Leishmania donovani Prevents Oxidative Burst-mediated Apoptosis of Host Macrophages through Selective Induction of Suppressors of Cytokine Signaling (SOCS) Proteins

One of the mechanisms for establishment of infection employed by intra-macrophage pathogen-like Leishmania is inhibition of oxidative burst-mediated macrophage apoptosis to protect their niche for survival and replication. We tried to elucidate the underlying mechanism for this by using H2O2 for induction of apoptosis. Leishmania donovani-infected macrophages were much more resistant to H2O2-mediated apoptosis compared with control. Although infected cells were capable of comparable reactive oxygen species production, there was less activation of the downstream cascade consisting of caspase-3 and -7 and cleaved poly(ADP)-ribose polymerase. Suppressors of cytokine signaling (SOCS) 1 and 3 proteins and reactive oxygen species scavenging enzyme thioredoxin, known to be involved in stabilization of protein-tyrosine phosphatases, were found to be induced during infection. Induction of SOCS proteins may be mediated by Egr1, and silencing of Socs1 and -3 either alone or in combination resulted in reduced thioredoxin levels, enhanced activation of caspases, and increased apoptosis of infected macrophages. The induction of protein-tyrosine phosphatases, thioredoxin, SOCS, and Egr1 in L. donovani-infected macrophages was found to be unaffected by H2O2 treatment. SOCS knocked down cells also displayed decreased parasite survival thus marking reduction in disease progression.
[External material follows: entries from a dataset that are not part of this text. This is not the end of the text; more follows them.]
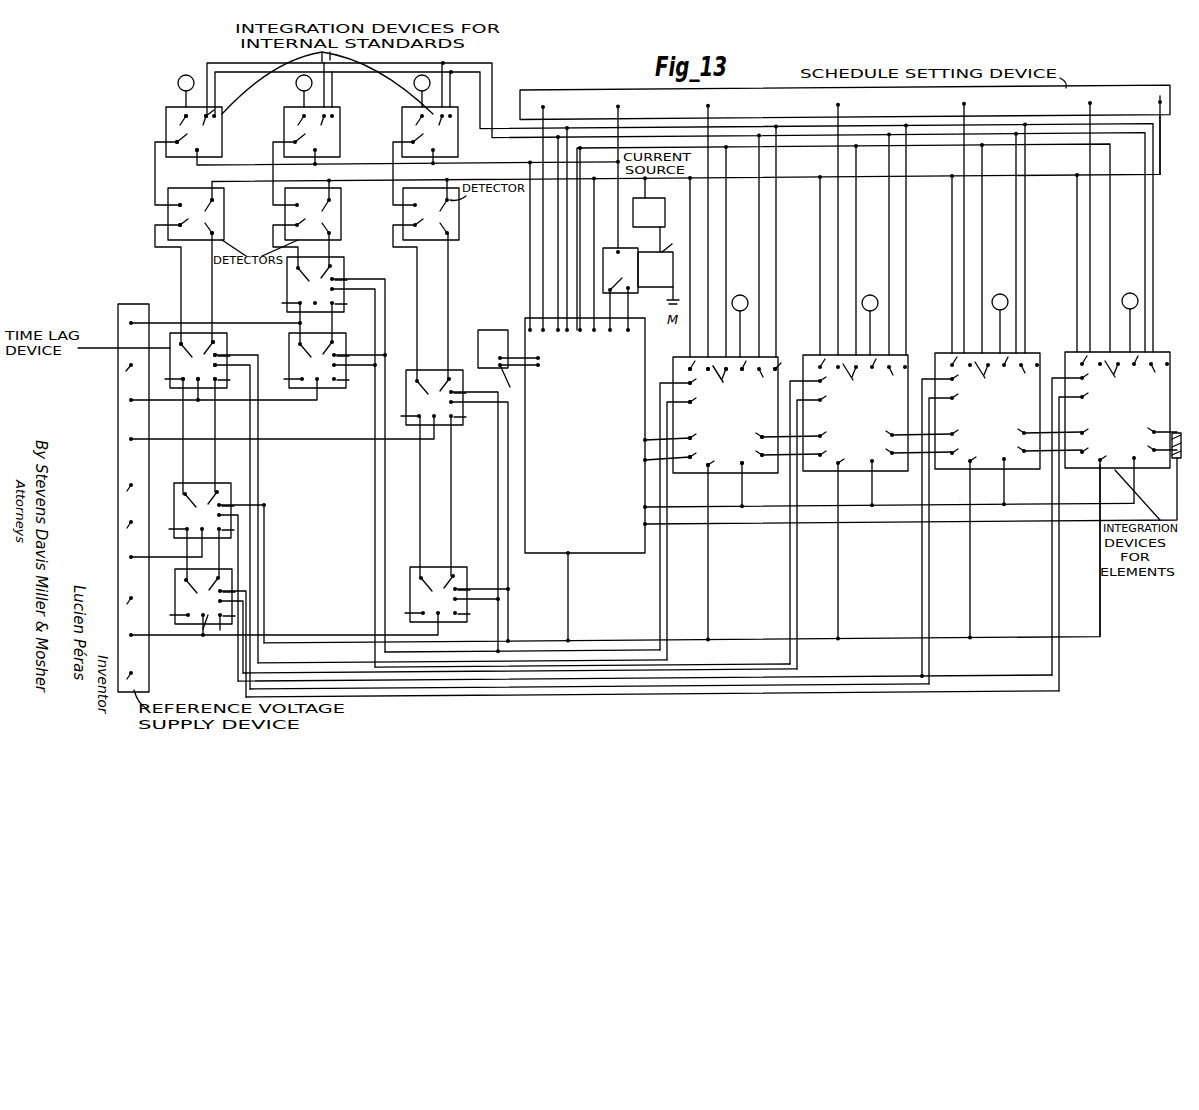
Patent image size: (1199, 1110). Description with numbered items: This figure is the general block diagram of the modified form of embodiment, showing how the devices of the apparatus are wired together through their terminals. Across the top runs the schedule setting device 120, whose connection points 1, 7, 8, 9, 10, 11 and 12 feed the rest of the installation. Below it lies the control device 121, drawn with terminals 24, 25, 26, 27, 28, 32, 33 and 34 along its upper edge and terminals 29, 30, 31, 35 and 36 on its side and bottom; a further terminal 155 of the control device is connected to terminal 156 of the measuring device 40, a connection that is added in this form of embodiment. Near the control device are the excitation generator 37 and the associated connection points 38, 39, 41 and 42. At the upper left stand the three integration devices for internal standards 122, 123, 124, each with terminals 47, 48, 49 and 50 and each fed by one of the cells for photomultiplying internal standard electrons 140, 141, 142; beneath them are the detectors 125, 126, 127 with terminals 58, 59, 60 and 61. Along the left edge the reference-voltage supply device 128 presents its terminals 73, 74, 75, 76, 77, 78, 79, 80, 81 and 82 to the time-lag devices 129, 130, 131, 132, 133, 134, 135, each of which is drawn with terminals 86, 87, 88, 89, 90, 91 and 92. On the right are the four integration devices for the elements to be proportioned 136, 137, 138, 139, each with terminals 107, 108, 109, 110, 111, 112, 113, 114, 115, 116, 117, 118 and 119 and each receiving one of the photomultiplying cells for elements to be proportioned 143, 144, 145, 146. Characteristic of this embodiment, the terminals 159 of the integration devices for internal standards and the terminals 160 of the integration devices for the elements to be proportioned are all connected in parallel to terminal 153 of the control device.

The common line of schedule setting device 1 is at (1157, 96).
The schedule contact 7 is at (551, 101).
The schedule contact 8 is at (618, 106).
The schedule contact 9 is at (708, 106).
The schedule contact 10 is at (838, 105).
The schedule contact 11 is at (964, 104).
The schedule contact 12 is at (1090, 103).
The control device terminal 24 is at (587, 248).
The control device terminal 25 is at (532, 256).
The control device terminal 26 is at (605, 262).
The control device terminal 27 is at (630, 318).
The control device terminal 28 is at (538, 364).
The control device output line 29 is at (640, 506).
The control device output line 30 is at (643, 522).
The control device output line 31 is at (638, 458).
The control device terminal 32 is at (547, 227).
The control device terminal 33 is at (562, 242).
The control device terminal 34 is at (573, 238).
The control device output line 35 is at (640, 440).
The control device output line 36 is at (568, 553).
The excitation generator 37 is at (640, 270).
The switch terminal 38 is at (620, 252).
The line 39 is at (513, 382).
The measuring device 40 is at (656, 205).
The switch contact 41 is at (632, 289).
The switch 42 is at (620, 270).
The integration device terminal 47 is at (179, 123).
The integration device terminal 48 is at (209, 124).
The integration device terminal 49 is at (207, 151).
The integration device terminal 50 is at (187, 141).
The detector terminal 58 is at (208, 208).
The detector terminal 59 is at (205, 227).
The detector terminal 60 is at (189, 198).
The detector terminal 61 is at (187, 219).
The time lag device terminal 73 is at (210, 332).
The time lag device terminal 74 is at (129, 374).
The time lag device terminal 75 is at (219, 399).
The time lag device terminal 76 is at (277, 437).
The time lag device terminal 77 is at (129, 494).
The time lag device terminal 78 is at (129, 531).
The time lag device terminal 79 is at (161, 553).
The time lag device terminal 80 is at (129, 607).
The time lag device terminal 81 is at (279, 634).
The time lag device terminal 82 is at (129, 682).
The relay terminal 86 is at (180, 356).
The relay terminal 87 is at (206, 344).
The relay terminal 88 is at (167, 378).
The relay terminal 89 is at (231, 382).
The relay terminal 90 is at (195, 373).
The relay terminal 91 is at (206, 355).
The relay terminal 92 is at (230, 368).
The integration device terminal 107 is at (687, 375).
The integration device terminal 108 is at (710, 377).
The integration device contact 109 is at (730, 382).
The integration device terminal 110 is at (740, 375).
The integration device terminal 111 is at (759, 375).
The integration device terminal 112 is at (754, 431).
The integration device terminal 113 is at (756, 450).
The integration device terminal 114 is at (733, 460).
The integration device terminal 115 is at (697, 467).
The integration device terminal 116 is at (701, 389).
The integration device terminal 117 is at (702, 408).
The integration device terminal 118 is at (702, 432).
The integration device terminal 119 is at (702, 451).
The schedule setting device 120 is at (530, 91).
The control device 121 is at (644, 358).
The integration device for internal standard 122 is at (222, 129).
The integration device for internal standard 123 is at (340, 131).
The integration device for internal standard 124 is at (458, 154).
The detector 125 is at (224, 237).
The detector 126 is at (341, 237).
The detector 127 is at (459, 232).
The reference-voltage supply device 128 is at (118, 306).
The time-lag device 129 is at (227, 339).
The time-lag device 130 is at (222, 483).
The time-lag device 131 is at (224, 570).
The time-lag device 132 is at (342, 269).
The time-lag device 133 is at (344, 388).
The time-lag device 134 is at (453, 430).
The time-lag device 135 is at (460, 575).
The integration device for element to be proportioned 136 is at (783, 347).
The integration device for element to be proportioned 137 is at (904, 349).
The integration device for element to be proportioned 138 is at (1032, 348).
The integration device for element to be proportioned 139 is at (1134, 348).
The cell for photomultiplying internal standard electrons 140 is at (178, 86).
The cell for photomultiplying internal standard electrons 141 is at (296, 86).
The cell for photomultiplying internal standard electrons 142 is at (414, 86).
The photomultiplying cell for element to be proportioned 143 is at (741, 295).
The photomultiplying cell for element to be proportioned 144 is at (870, 316).
The photomultiplying cell for element to be proportioned 145 is at (1000, 315).
The photomultiplying cell for element to be proportioned 146 is at (1130, 314).
The terminal of control device 153 is at (588, 350).
The terminal of control device 155 is at (540, 362).
The terminal of measuring device 156 is at (500, 331).
The terminal of integration device for internal standard 159 is at (216, 110).
The terminal of integration device for element to be proportioned 160 is at (966, 381).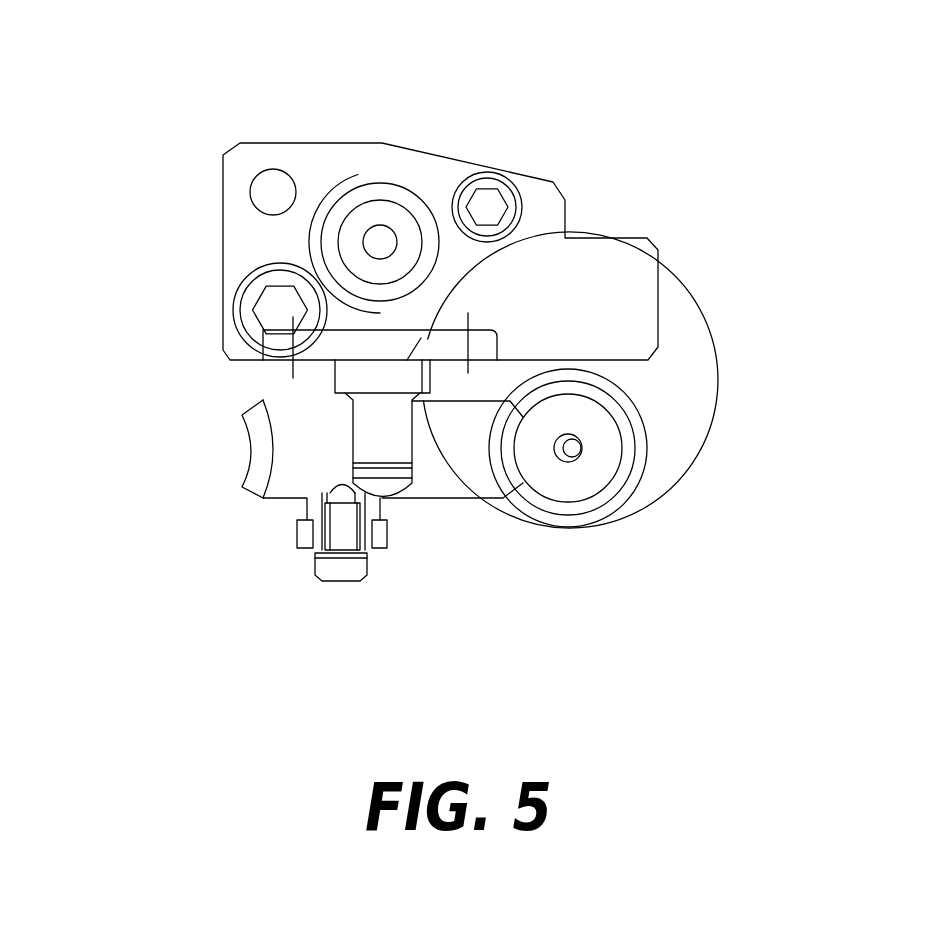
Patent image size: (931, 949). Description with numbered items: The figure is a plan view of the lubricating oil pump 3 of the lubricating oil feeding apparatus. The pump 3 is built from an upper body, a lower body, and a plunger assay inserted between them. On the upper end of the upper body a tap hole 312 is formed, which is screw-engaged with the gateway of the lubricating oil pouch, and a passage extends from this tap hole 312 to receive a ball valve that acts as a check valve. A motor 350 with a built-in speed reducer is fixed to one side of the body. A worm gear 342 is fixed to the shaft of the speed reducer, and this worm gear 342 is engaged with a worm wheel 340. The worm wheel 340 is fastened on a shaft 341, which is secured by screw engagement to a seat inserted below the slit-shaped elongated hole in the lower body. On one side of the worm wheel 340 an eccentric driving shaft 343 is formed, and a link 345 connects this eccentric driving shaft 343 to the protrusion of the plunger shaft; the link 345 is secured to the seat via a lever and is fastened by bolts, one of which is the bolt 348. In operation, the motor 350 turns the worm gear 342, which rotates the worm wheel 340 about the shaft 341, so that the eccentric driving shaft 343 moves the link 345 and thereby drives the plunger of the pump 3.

The pump 3 is at (463, 157).
The tap hole 312 is at (367, 218).
The motor 350 is at (698, 357).
The worm gear 342 is at (633, 462).
The shaft 341 is at (363, 428).
The worm wheel 340 is at (264, 470).
The eccentric driving shaft 343 is at (317, 512).
The link 345 is at (378, 532).
The bolt 348 is at (353, 568).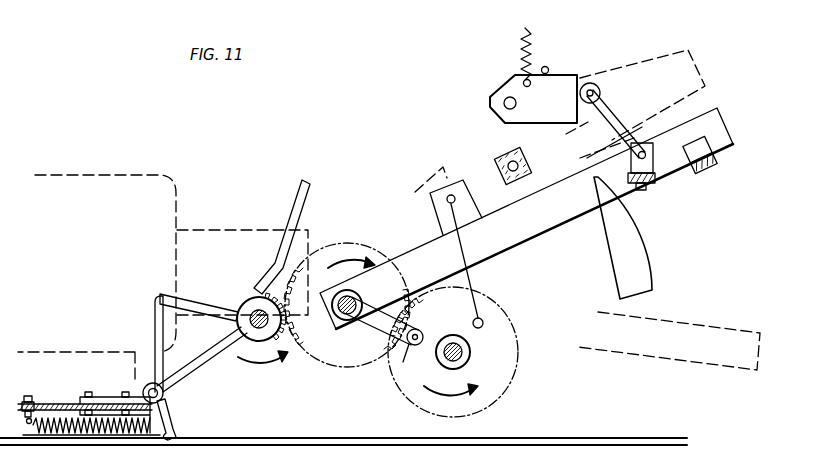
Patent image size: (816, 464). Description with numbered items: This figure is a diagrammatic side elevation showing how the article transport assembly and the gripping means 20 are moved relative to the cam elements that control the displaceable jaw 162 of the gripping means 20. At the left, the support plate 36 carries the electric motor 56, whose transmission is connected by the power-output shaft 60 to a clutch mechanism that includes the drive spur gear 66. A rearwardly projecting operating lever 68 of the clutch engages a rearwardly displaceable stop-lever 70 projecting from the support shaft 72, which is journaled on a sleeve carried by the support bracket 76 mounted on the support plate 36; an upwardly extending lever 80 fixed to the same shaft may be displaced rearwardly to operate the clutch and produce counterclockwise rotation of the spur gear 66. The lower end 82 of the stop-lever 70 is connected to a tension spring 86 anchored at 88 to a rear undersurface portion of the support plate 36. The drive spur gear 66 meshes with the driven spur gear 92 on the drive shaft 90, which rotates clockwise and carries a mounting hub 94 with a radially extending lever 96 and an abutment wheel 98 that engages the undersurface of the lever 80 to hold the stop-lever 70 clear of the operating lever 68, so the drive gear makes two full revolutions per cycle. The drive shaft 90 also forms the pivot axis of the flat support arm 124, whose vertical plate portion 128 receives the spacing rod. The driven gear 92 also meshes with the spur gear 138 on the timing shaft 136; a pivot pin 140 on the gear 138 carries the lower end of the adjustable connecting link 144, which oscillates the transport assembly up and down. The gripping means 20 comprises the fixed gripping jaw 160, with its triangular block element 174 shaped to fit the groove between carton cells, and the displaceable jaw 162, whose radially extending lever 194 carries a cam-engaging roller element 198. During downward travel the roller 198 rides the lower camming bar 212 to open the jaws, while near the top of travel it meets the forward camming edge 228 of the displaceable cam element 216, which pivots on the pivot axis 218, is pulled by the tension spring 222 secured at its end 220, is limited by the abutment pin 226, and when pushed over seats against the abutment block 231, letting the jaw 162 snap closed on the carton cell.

The gripping means 20 is at (727, 165).
The support plate 36 is at (52, 402).
The electric motor 56 is at (113, 174).
The power-output shaft 60 is at (250, 327).
The drive spur gear 66 is at (252, 342).
The operating lever 68 is at (190, 296).
The stop-lever 70 is at (155, 320).
The support shaft 72 is at (165, 394).
The support bracket 76 is at (108, 397).
The lever 80 is at (308, 200).
The lower end of lever 82 is at (173, 415).
The tension spring 86 is at (93, 430).
The anchor 88 is at (27, 427).
The drive shaft 90 is at (345, 321).
The driven spur gear 92 is at (300, 348).
The mounting hub 94 is at (360, 298).
The radially extending lever 96 is at (392, 340).
The abutment wheel 98 is at (397, 355).
The support arm 124 is at (414, 249).
The plate portion 128 is at (431, 206).
The timing shaft 136 is at (461, 355).
The spur gear 138 is at (426, 397).
The pivot pin 140 is at (484, 322).
The adjustable connecting link 144 is at (472, 277).
The fixed gripping jaw 160 is at (696, 166).
The displaceable jaw 162 is at (655, 186).
The triangular block element 174 is at (716, 138).
The radially extending lever 194 is at (618, 122).
The cam-engaging roller element 198 is at (602, 86).
The lower camming bar 212 is at (642, 253).
The displaceable cam element 216 is at (562, 82).
The pivot axis 218 is at (505, 97).
The end of tension spring 220 is at (530, 86).
The tension spring 222 is at (522, 33).
The abutment pin 226 is at (547, 66).
The camming edge 228 is at (583, 66).
The abutment block 231 is at (501, 158).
Taken together, these results suggest that L. donovani may exploit SOCS for subverting macrophage apoptotic machinery toward establishing its replicative niche inside the host. Leishmania inhibits oxidative burst-mediated apoptosis of macrophages during phagocytosis. L. donovani induces (SOCS) 1 and 3, which suppress macrophage apoptosis through thioredoxin-mediated stabilization of protein-tyrosine phosphatases. Leishmania exploits macrophage SOCS proteins for inhibition of apoptosis, thus protecting its niche for survival and replication. This study demonstrates a novel anti-apoptotic mediator for parasite infection.